Edward J. Snowden, the former National Security Agency computer technician who has acknowledged leaking highly classified documents about the United States government's monitoring of Internet and telephone communications, told a Hong Kong newspaper on Wednesday that he plans to stay in the city and fight extradition.
"People who think I made a mistake in picking Hong Kong as a location misunderstand my intentions," he told the newspaper, The South China Morning Post. "I am not here to hide from justice; I am here to reveal criminality."
He also said that the United States' surveillance program had gained access to hundreds of computers in Hong Kong and China since 2009. "We hack network backbones — like huge Internet routers, basically — that give us access to the communications of hundreds of thousands of computers without having to hack every single one," the newspaper quoted him as saying.
The newspaper did not say where in Hong Kong Mr. Snowden has been hiding since he checked out of a hotel early Monday afternoon. The Guardian newspaper of Britain, with which Mr. Snowden has shared a series of documents, reported Wednesday morning that he had moved to a safe house, but did not provide details.
Mr. Snowden's decision to stay in Hong Kong came as a person with knowledge of the Hong Kong government's work on the case said local government lawyers, working with United States government lawyers, had identified 36 offenses with which Mr. Snowden could be charged under both Hong Kong and American laws.
(Read More: Booz Allen Says It's Fired Leaker Edward Snowden)
The United States and Hong Kong operate under a 1996 bilateral extradition agreement, and any attempt by the United States to extradite Mr. Snowden would have to cite offenses that violate the laws in both countries, are punishable by jail terms of a year or more and meet the terms of that agreement. One of the 36 offenses involves the release of official secrets, which is illegal in Hong Kong and the United States, said the person familiar with Hong Kong government efforts, who spoke on the condition of anonymity because of the delicate legal and diplomatic aspects of the case.
Mr. Snowden could delay extradition proceedings by requesting political asylum in Hong Kong.
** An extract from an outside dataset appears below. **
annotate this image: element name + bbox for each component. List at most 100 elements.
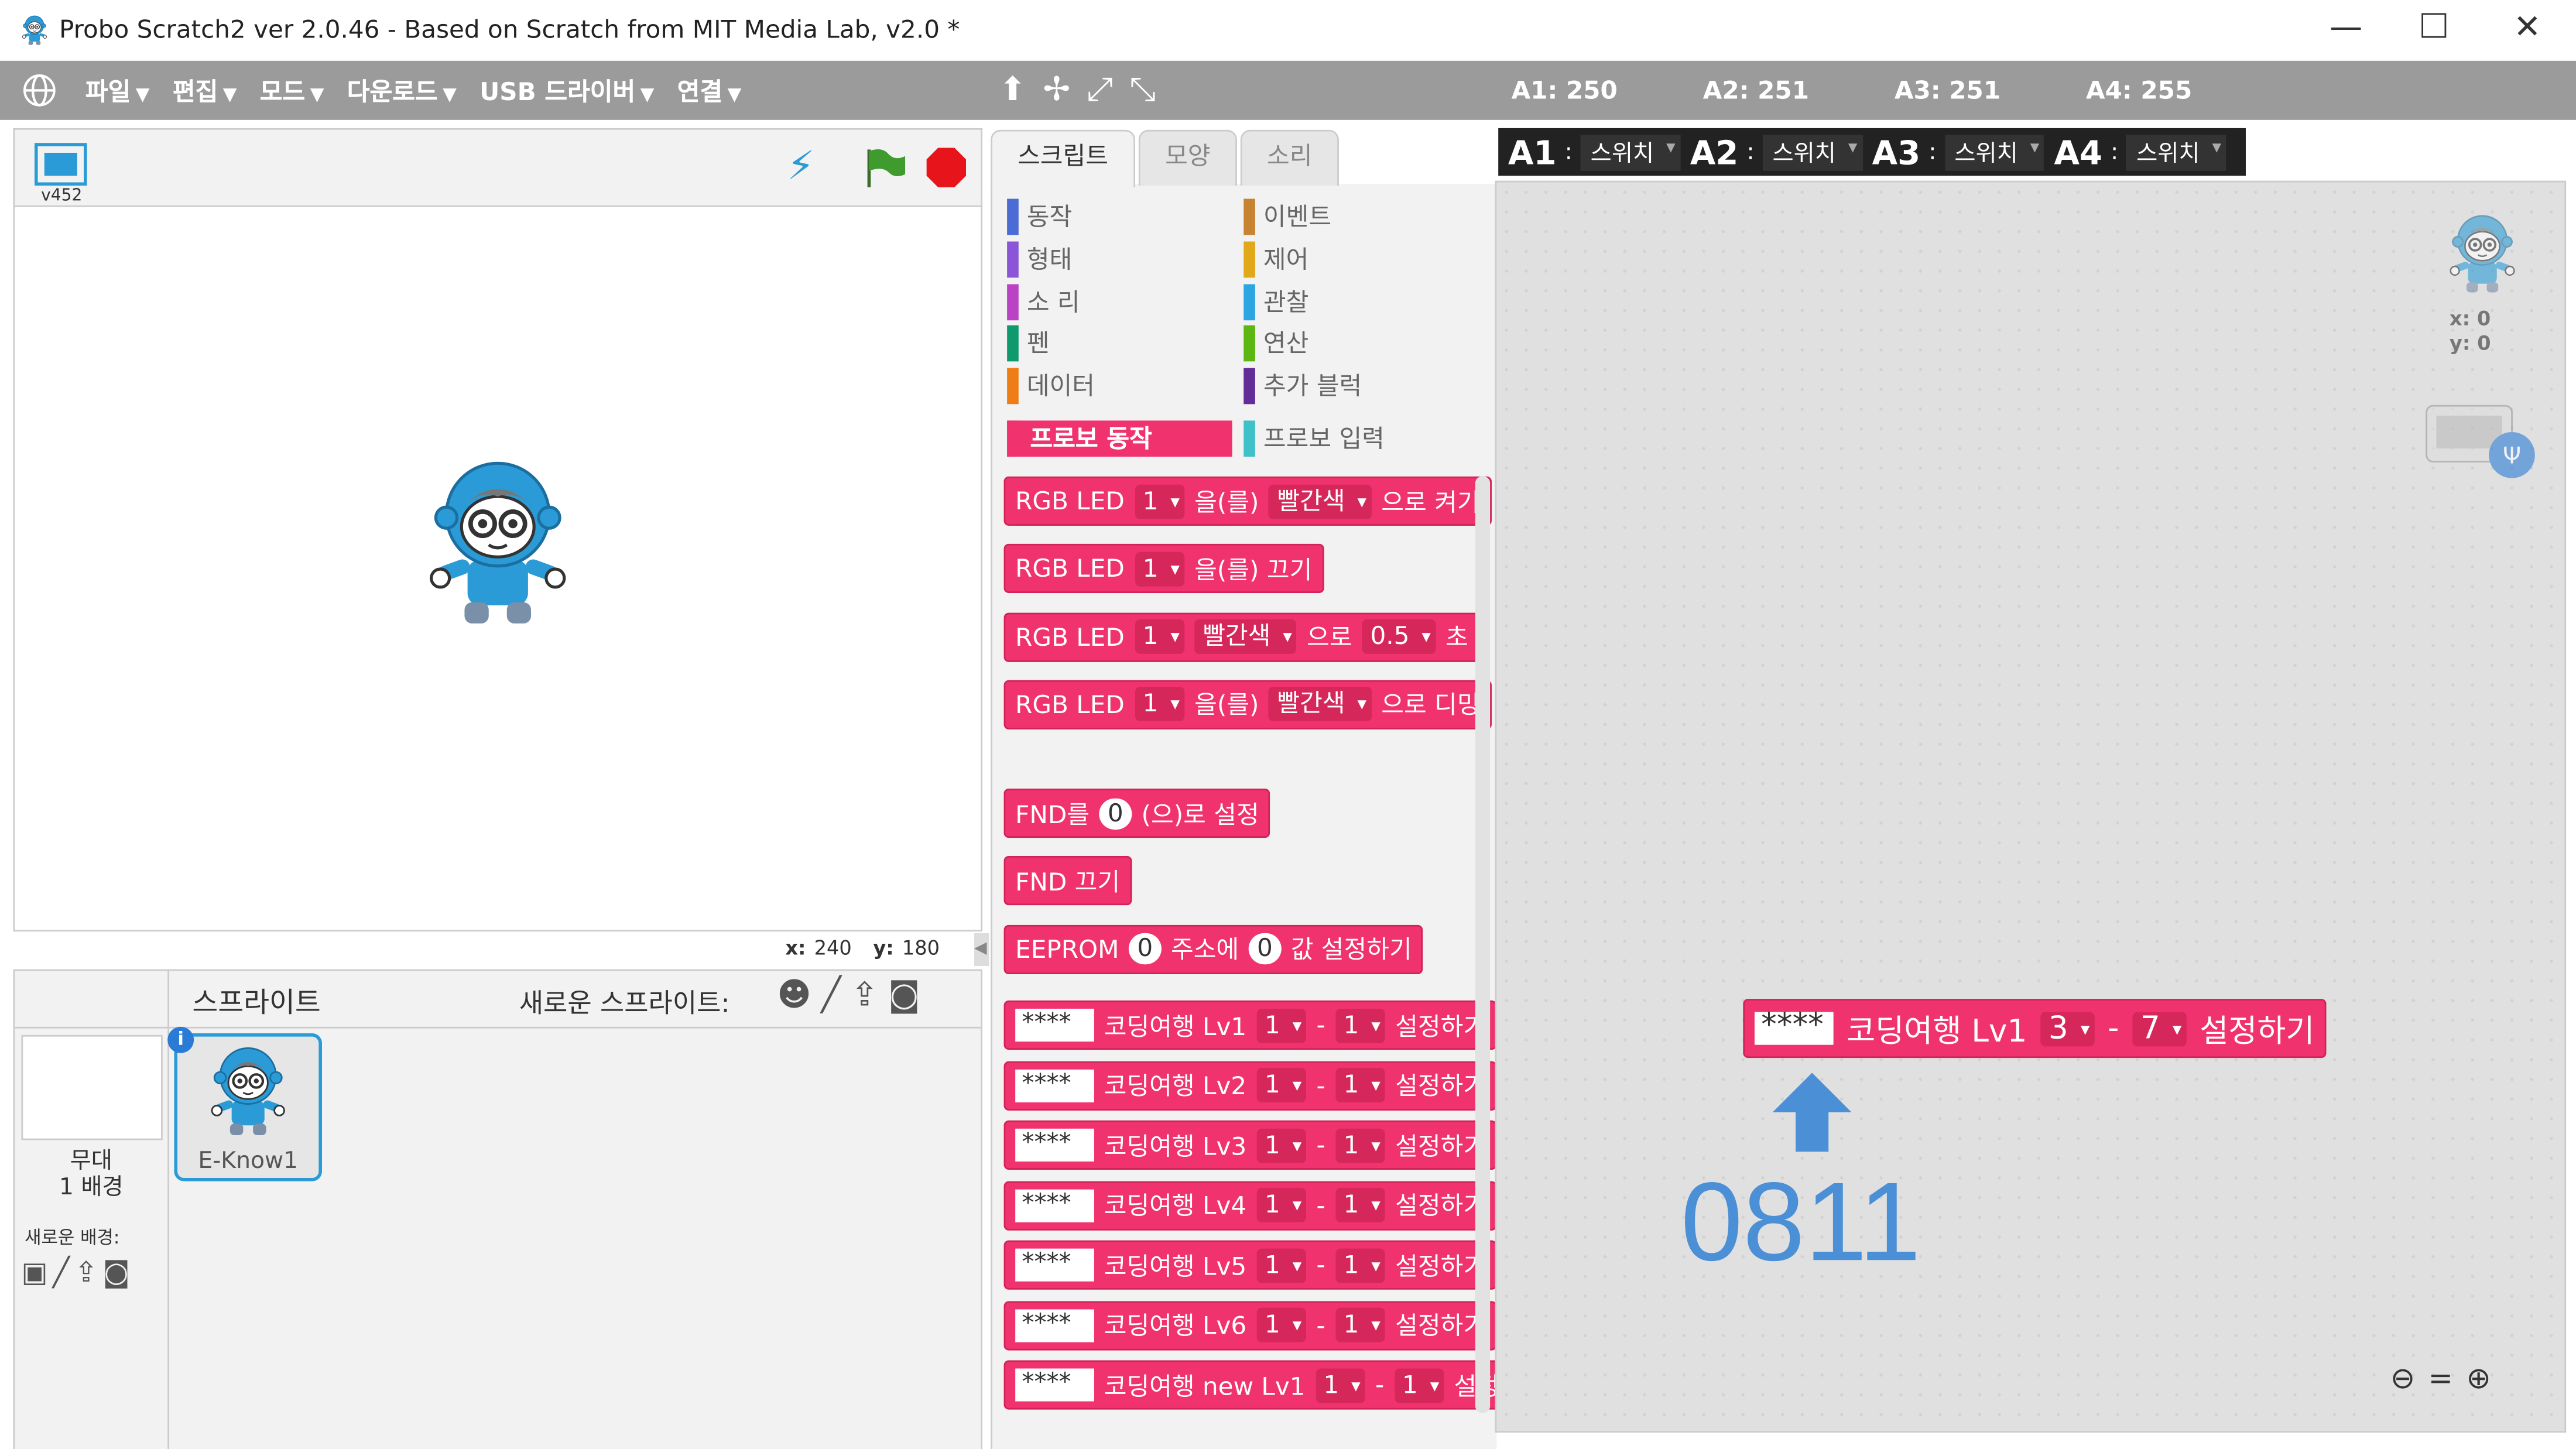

But he will almost certainly be taken into custody and jailed as soon as he files for asylum, because he would no longer qualify as a visitor to Hong Kong, the person said.
Leung Chun-ying, the chief executive of Hong Kong, said on an official visit to New York on Tuesday that his government would not discuss Mr. Snowden's case. "We have existing laws and policies; otherwise we can't comment on individual cases," he said, according to an official transcript released here.